Visual Odometry with Neuromorphic Resonator Networks
Alpha Renner, Lazar Supic, Andreea Danielescu, Giacomo Indiveri, E. Paxon Frady, Friedrich T. Sommer, Yulia Sandamirskaya
TL;DR
This work tackles energy-efficient visual odometry for mobile robots by leveraging neuromorphic hardware and Vector Symbolic Architectures (VSA). It introduces a hierarchical resonator network (HRN) operating on Fourier Holographic Reduced Representations with fractional power encoding to perform image-to-map registration and update an allocentric map for 2D motion. The approach demonstrates competitive or state-of-the-art performance on event-based VO benchmarks and shows robustness in robotic-arm and dynamic-scene experiments, with optional IMU fusion further improving accuracy.
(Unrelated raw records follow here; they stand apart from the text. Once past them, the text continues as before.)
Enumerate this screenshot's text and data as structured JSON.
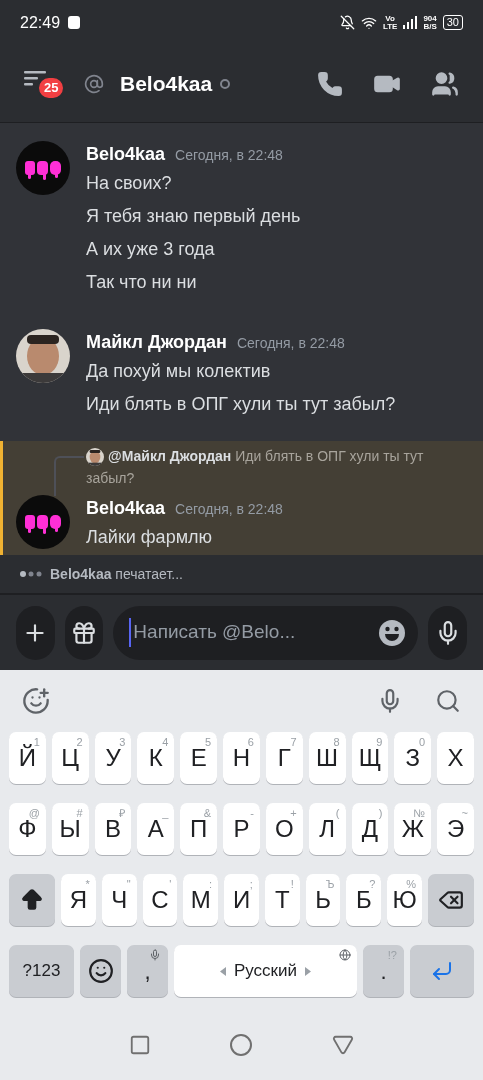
{
  "status_bar": {
    "time": "22:49",
    "network": {
      "top": "Vo",
      "bottom": "LTE"
    },
    "speed": {
      "value": "904",
      "unit": "B/S"
    },
    "battery": "30"
  },
  "header": {
    "badge": "25",
    "title": "Belo4kaa"
  },
  "messages": [
    {
      "author": "Belo4kaa",
      "time": "Сегодня, в 22:48",
      "avatar": {
        "kind": "logo"
      },
      "highlighted": false,
      "lines": [
        "На своих?",
        "Я тебя знаю первый день",
        "А их уже 3 года",
        "Так что ни ни"
      ]
    },
    {
      "author": "Майкл Джордан",
      "time": "Сегодня, в 22:48",
      "avatar": {
        "kind": "person"
      },
      "highlighted": false,
      "lines": [
        "Да похуй мы колектив",
        "Иди блять в ОПГ хули ты тут забыл?"
      ]
    },
    {
      "author": "Belo4kaa",
      "time": "Сегодня, в 22:48",
      "avatar": {
        "kind": "logo"
      },
      "highlighted": true,
      "reply": {
        "author": "@Майкл Джордан",
        "avatar": {
          "kind": "person"
        },
        "text": "Иди блять в ОПГ хули ты тут забыл?"
      },
      "lines": [
        "Лайки фармлю"
      ]
    }
  ],
  "typing": "**Belo4kaa** печатает...",
  "composer": {
    "placeholder": "Написать @Belo..."
  },
  "keyboard": {
    "rows": [
      {
        "keys": [
          {
            "kind": "letter",
            "label": "Й",
            "hint": "1"
          },
          {
            "kind": "letter",
            "label": "Ц",
            "hint": "2"
          },
          {
            "kind": "letter",
            "label": "У",
            "hint": "3"
          },
          {
            "kind": "letter",
            "label": "К",
            "hint": "4"
          },
          {
            "kind": "letter",
            "label": "Е",
            "hint": "5"
          },
          {
            "kind": "letter",
            "label": "Н",
            "hint": "6"
          },
          {
            "kind": "letter",
            "label": "Г",
            "hint": "7"
          },
          {
            "kind": "letter",
            "label": "Ш",
            "hint": "8"
          },
          {
            "kind": "letter",
            "label": "Щ",
            "hint": "9"
          },
          {
            "kind": "letter",
            "label": "З",
            "hint": "0"
          },
          {
            "kind": "letter",
            "label": "Х"
          }
        ]
      },
      {
        "keys": [
          {
            "kind": "letter",
            "label": "Ф",
            "hint": "@"
          },
          {
            "kind": "letter",
            "label": "Ы",
            "hint": "#"
          },
          {
            "kind": "letter",
            "label": "В",
            "hint": "₽"
          },
          {
            "kind": "letter",
            "label": "А",
            "hint": "_"
          },
          {
            "kind": "letter",
            "label": "П",
            "hint": "&"
          },
          {
            "kind": "letter",
            "label": "Р",
            "hint": "-"
          },
          {
            "kind": "letter",
            "label": "О",
            "hint": "+"
          },
          {
            "kind": "letter",
            "label": "Л",
            "hint": "("
          },
          {
            "kind": "letter",
            "label": "Д",
            "hint": ")"
          },
          {
            "kind": "letter",
            "label": "Ж",
            "hint": "№"
          },
          {
            "kind": "letter",
            "label": "Э",
            "hint": "~"
          }
        ]
      },
      {
        "keys": [
          {
            "kind": "shift"
          },
          {
            "kind": "letter",
            "label": "Я",
            "hint": "*"
          },
          {
            "kind": "letter",
            "label": "Ч",
            "hint": "\""
          },
          {
            "kind": "letter",
            "label": "С",
            "hint": "'"
          },
          {
            "kind": "letter",
            "label": "М",
            "hint": ":"
          },
          {
            "kind": "letter",
            "label": "И",
            "hint": ";"
          },
          {
            "kind": "letter",
            "label": "Т",
            "hint": "!"
          },
          {
            "kind": "letter",
            "label": "Ь",
            "hint": "Ъ"
          },
          {
            "kind": "letter",
            "label": "Б",
            "hint": "?"
          },
          {
            "kind": "letter",
            "label": "Ю",
            "hint": "%"
          },
          {
            "kind": "backspace"
          }
        ]
      },
      {
        "keys": [
          {
            "kind": "symbols",
            "label": "?123"
          },
          {
            "kind": "emoji"
          },
          {
            "kind": "comma",
            "label": ","
          },
          {
            "kind": "space",
            "label": "Русский"
          },
          {
            "kind": "period",
            "label": ".",
            "hint": "!?"
          },
          {
            "kind": "enter"
          }
        ]
      }
    ]
  }
}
The results point to a path toward low-power, low-latency VO suitable for neuromorphic chips, enabling efficient navigation in drones, AR glasses, and planetary rovers.
Abstract
Visual Odometry (VO) is a method to estimate self-motion of a mobile robot using visual sensors. Unlike odometry based on integrating differential measurements that can accumulate errors, such as inertial sensors or wheel encoders, visual odometry is not compromised by drift. However, image-based VO is computationally demanding, limiting its application in use cases with low-latency, -memory, and -energy requirements. Neuromorphic hardware offers low-power solutions to many vision and AI problems, but designing such solutions is complicated and often has to be assembled from scratch. Here we propose to use Vector Symbolic Architecture (VSA) as an abstraction layer to design algorithms compatible with neuromorphic hardware. Building from a VSA model for scene analysis, described in our companion paper, we present a modular neuromorphic algorithm that achieves state-of-the-art performance on two-dimensional VO tasks. Specifically, the proposed algorithm stores and updates a working memory of the presented visual environment. Based on this working memory, a resonator network estimates the changing location and orientation of the camera. We experimentally validate the neuromorphic VSA-based approach to VO with two benchmarks: one based on an event camera dataset and the other in a dynamic scene with a robotic task.